Les agents IA s’intègrent rapidement dans les environnements IT, mais les équipes perdent en capacité de contrôle. Rubrik, éditeur de solutions de sauvegarde et de restauration des données, publie une étude menée auprès de 1 600 décideurs IT et sécurité, qui met en évidence un déficit de visibilité et de maîtrise face à ces systèmes.
L’étude met en évidence un décalage entre adoption et gouvernance. 86 % des organisations interrogées anticipent un contournement de leurs mesures de sécurité par des agents IA dans l’année.
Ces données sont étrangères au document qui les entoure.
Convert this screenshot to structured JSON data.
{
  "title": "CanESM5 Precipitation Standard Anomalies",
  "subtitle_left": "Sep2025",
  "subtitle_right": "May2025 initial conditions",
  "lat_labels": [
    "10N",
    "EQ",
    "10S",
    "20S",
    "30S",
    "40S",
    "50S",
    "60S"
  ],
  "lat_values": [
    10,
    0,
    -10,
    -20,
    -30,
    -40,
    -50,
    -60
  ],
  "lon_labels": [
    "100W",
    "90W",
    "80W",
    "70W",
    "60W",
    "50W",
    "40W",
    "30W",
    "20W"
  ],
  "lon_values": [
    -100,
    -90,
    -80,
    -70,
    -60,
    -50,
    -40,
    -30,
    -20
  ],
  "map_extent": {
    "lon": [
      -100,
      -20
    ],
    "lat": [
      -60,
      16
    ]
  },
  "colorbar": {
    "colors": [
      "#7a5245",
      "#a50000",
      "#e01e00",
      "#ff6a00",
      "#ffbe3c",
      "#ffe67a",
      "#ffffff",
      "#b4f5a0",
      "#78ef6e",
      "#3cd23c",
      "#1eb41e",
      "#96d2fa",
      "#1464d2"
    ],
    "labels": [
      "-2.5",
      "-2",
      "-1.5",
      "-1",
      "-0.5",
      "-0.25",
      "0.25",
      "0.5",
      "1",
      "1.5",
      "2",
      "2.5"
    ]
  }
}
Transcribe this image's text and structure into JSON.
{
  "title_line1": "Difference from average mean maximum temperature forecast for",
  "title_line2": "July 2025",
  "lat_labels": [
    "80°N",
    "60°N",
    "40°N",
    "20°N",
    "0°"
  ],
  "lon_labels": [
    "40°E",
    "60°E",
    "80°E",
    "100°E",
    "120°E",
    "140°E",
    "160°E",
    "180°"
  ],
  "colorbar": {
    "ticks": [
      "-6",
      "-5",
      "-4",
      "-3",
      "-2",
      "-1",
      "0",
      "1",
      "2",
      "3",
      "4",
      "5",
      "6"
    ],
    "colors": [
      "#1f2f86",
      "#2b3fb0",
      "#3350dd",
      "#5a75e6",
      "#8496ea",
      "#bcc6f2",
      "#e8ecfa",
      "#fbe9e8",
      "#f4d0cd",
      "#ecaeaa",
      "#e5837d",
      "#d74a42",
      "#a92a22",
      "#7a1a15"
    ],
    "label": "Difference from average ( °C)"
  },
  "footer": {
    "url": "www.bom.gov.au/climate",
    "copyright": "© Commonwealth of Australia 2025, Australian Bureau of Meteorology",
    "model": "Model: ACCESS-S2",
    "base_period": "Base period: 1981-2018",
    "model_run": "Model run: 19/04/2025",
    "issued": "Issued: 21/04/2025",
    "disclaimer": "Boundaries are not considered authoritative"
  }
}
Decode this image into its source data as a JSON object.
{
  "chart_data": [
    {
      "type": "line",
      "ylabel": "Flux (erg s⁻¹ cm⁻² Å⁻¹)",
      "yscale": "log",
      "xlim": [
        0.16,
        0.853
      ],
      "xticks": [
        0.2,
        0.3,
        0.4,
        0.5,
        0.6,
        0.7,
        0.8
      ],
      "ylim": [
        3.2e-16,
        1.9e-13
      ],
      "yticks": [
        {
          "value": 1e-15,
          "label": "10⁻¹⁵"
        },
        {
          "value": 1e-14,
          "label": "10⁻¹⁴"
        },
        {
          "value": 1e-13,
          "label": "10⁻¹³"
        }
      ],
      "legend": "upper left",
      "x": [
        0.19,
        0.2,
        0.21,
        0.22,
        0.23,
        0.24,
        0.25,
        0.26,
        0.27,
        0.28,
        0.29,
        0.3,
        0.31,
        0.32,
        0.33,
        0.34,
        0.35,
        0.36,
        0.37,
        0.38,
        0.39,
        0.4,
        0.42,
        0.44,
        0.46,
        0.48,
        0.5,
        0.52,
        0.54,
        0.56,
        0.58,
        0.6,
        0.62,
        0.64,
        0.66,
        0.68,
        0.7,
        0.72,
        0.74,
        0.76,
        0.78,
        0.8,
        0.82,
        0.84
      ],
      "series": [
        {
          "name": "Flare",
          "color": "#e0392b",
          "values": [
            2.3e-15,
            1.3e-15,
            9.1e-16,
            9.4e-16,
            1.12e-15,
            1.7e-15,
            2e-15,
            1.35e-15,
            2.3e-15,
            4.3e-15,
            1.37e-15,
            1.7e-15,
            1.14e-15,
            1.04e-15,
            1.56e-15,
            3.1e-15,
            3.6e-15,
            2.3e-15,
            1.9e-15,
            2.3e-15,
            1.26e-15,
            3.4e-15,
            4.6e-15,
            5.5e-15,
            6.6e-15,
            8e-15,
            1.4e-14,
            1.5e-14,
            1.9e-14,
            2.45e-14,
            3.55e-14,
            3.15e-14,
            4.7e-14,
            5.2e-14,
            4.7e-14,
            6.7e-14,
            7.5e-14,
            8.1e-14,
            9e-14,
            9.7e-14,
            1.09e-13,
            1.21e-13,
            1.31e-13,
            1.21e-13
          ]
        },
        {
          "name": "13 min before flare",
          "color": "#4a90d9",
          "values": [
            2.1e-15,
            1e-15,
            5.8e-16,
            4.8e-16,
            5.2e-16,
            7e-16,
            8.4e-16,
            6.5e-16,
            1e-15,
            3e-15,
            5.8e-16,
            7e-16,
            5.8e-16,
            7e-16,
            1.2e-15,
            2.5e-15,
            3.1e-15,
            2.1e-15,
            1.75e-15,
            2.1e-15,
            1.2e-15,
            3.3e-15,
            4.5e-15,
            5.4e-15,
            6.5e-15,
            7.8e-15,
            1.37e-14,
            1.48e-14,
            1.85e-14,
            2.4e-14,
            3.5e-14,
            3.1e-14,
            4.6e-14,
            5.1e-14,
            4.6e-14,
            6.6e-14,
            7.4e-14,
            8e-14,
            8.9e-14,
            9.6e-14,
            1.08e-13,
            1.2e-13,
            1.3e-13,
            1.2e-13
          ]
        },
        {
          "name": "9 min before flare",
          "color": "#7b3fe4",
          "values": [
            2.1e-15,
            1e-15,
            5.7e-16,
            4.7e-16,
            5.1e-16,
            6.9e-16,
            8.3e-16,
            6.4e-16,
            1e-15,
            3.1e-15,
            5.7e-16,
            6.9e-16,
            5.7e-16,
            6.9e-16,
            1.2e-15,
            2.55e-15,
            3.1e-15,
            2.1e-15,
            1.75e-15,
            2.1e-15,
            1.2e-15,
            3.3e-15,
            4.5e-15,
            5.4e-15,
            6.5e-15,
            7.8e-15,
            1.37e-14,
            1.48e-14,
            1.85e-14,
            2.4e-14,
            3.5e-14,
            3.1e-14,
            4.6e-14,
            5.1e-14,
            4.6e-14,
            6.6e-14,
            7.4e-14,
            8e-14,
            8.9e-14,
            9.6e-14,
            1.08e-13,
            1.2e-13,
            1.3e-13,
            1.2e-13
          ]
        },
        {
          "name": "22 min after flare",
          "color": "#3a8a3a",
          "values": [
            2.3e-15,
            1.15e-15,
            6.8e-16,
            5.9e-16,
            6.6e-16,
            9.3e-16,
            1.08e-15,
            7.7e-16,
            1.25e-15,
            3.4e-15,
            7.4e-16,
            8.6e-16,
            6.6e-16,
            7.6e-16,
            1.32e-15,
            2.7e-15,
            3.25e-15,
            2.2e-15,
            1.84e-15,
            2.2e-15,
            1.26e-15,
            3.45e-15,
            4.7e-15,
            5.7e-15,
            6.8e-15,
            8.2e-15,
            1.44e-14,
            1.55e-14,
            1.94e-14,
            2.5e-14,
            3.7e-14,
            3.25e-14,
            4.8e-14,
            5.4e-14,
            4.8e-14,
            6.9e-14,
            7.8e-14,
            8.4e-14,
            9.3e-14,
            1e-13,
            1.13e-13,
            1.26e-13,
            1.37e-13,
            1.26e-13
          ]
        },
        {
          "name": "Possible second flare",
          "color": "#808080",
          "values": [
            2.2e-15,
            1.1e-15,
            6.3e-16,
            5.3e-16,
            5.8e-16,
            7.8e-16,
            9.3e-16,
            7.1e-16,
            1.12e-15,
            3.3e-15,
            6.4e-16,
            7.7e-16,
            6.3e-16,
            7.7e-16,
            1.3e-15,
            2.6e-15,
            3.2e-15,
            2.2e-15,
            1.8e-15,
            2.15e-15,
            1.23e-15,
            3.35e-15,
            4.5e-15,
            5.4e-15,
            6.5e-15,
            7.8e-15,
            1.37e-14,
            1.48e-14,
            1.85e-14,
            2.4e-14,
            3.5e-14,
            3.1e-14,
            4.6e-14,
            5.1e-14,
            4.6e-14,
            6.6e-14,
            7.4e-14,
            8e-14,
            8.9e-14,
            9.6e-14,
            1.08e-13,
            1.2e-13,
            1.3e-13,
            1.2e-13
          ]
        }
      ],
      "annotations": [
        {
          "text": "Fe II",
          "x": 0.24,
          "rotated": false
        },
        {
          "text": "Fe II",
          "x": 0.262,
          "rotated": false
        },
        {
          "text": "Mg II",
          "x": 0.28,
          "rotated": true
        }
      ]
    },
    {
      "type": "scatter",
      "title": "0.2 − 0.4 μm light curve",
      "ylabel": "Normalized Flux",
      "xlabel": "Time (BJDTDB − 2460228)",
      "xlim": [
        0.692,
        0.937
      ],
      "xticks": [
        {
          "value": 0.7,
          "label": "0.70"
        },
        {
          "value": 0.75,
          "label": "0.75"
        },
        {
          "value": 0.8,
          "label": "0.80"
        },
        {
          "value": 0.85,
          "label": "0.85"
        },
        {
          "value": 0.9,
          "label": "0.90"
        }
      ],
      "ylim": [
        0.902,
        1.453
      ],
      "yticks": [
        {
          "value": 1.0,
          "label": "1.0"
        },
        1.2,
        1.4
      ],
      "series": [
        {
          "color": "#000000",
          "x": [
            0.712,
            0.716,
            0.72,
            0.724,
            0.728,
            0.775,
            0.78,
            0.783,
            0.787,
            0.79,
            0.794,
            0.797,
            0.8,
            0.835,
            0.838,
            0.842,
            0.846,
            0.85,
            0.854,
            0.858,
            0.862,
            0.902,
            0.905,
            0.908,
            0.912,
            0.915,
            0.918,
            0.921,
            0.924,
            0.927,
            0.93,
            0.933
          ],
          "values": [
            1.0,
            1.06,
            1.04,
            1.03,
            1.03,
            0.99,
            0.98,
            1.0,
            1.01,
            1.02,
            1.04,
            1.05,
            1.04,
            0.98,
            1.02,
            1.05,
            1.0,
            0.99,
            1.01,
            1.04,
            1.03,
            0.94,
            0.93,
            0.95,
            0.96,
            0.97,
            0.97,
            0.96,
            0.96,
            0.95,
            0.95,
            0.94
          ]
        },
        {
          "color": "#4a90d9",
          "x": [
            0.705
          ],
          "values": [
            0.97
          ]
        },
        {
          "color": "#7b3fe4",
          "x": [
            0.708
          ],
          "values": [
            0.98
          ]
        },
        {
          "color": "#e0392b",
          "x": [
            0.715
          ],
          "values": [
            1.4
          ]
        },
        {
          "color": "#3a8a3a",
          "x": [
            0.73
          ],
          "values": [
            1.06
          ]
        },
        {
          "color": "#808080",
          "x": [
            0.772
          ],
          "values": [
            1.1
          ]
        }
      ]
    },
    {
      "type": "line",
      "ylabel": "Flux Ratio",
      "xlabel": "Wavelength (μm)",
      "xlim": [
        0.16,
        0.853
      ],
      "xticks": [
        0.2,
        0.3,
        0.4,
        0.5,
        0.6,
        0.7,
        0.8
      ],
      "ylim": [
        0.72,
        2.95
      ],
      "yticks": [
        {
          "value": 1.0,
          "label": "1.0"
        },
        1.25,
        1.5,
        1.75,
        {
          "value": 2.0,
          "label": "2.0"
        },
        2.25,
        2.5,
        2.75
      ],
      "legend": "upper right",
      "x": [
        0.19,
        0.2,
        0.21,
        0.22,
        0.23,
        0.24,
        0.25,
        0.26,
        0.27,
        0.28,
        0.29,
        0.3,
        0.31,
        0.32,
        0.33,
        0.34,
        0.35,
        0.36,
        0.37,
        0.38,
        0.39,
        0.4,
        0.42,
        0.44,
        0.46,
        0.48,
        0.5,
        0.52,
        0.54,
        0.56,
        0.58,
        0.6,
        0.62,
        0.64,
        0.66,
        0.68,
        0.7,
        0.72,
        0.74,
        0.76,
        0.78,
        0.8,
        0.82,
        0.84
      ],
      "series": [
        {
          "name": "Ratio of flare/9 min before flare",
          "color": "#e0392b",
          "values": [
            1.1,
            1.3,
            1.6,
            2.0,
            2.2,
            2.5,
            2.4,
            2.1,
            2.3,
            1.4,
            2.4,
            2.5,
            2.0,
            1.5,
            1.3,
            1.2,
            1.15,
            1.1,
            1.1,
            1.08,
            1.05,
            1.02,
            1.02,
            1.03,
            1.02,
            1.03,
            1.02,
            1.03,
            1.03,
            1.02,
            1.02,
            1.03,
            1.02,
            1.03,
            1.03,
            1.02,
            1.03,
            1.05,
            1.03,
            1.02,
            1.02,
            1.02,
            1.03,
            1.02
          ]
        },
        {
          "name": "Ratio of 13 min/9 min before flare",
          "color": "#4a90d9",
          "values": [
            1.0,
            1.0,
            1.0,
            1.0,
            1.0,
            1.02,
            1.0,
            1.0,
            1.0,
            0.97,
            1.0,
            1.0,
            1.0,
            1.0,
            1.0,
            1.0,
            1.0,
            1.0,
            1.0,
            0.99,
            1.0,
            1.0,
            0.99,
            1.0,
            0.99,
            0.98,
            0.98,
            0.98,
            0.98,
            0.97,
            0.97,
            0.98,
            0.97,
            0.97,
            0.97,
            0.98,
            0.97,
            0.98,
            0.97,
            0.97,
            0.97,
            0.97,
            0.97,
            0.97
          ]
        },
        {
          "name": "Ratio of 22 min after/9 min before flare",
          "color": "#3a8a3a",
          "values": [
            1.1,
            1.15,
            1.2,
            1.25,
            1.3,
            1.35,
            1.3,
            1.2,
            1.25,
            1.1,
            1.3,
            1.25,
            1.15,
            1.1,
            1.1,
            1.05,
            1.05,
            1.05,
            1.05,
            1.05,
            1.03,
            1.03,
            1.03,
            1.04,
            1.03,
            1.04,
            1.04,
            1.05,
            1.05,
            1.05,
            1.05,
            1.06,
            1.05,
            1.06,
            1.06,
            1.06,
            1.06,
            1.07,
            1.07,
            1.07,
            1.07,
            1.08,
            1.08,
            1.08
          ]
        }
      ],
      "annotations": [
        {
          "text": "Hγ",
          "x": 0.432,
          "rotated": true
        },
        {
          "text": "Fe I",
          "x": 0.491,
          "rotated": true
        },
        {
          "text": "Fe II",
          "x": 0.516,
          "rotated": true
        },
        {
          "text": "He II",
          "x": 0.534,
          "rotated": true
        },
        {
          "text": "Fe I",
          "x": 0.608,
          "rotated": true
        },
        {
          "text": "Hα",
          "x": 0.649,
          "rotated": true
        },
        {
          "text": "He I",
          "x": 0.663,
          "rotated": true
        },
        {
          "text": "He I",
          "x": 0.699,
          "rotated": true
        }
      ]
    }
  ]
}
Identités non humaines : une « shadow workforce » difficile à gouverner
Dans le même temps, seuls 23 % des répondants déclarent disposer d’une visibilité complète sur les agents opérant dans leurs systèmes. Ces agents, capables de prendre des décisions, d’exécuter des actions et d’accéder à des données critiques, reposent sur des identités non humaines. Ces identités correspondent à des comptes utilisés par des applications ou des scripts automatisés, sans intervention humaine directe. Leur multiplication crée une « shadow workforce », difficile à recenser et à contrôler.
Près de 50 % des entreprises anticipent des attaques pilotées par des systèmes agentiques
Souvent associées à des accès persistants, ces identités élargissent les surfaces d’attaque. Elles facilitent les déplacements latéraux, c’est-à-dire la capacité d’un attaquant à progresser d’un système à un autre après une première compromission. « L’adoption de l’IA dépasse notre capacité à la contrôler. Les entreprises déploient des systèmes qu’elles ne peuvent ni observer pleinement, ni gouverner, ni restaurer », analyse Kavitha Mariappan, CTO de l’éditeur.
Supervision IA : une dépendance accrue aux interventions manuelles
Au-delà de la visibilité, la question du contrôle opérationnel devient centrale. Plus de 80 % des répondants estiment que les agents IA nécessitent davantage de supervision qu’ils n’apportent de gains d’efficacité. 88 % indiquent ne pas être en mesure d’annuler les actions d’un agent sans perturber leurs systèmes. Cette contrainte limite les capacités de correction en cas d’erreur ou de comportement inattendu.
88 % des entreprises incapables d’annuler une action d’agent sans impact système
La problématique s’étend également à la reprise. Près de neuf dirigeants sur dix expriment des inquiétudes quant à leur capacité à atteindre leurs objectifs de reprise après incident. La reprise désigne ici la capacité à restaurer des systèmes et des données après une attaque ou une défaillance. Dans un environnement piloté par des agents autonomes, cette restauration devient plus complexe, car les actions automatisées peuvent modifier rapidement de nombreux composants.
Agents compromis : une menace interne difficile à détecter
Les répondants identifient également une évolution des modes opératoires des attaquants. Près de la moitié s’attendent à ce que les systèmes agentiques jouent un rôle central dans les cyberattaques à venir. Ces systèmes permettent d’automatiser des actions offensives, de réduire les délais d’exécution et d’augmenter la capacité d’adaptation face aux défenses.
Ils contribuent aussi à brouiller la frontière entre activités internes et externes. Un agent compromis peut agir avec des privilèges légitimes, rendant la détection plus difficile. Dans ce contexte, la stratégie IA se rapproche des enjeux de résilience IT. Les organisations qui déploient ces technologies sans renforcer les mécanismes de contrôle s’exposent à des incidents plus difficiles à contenir et à corriger.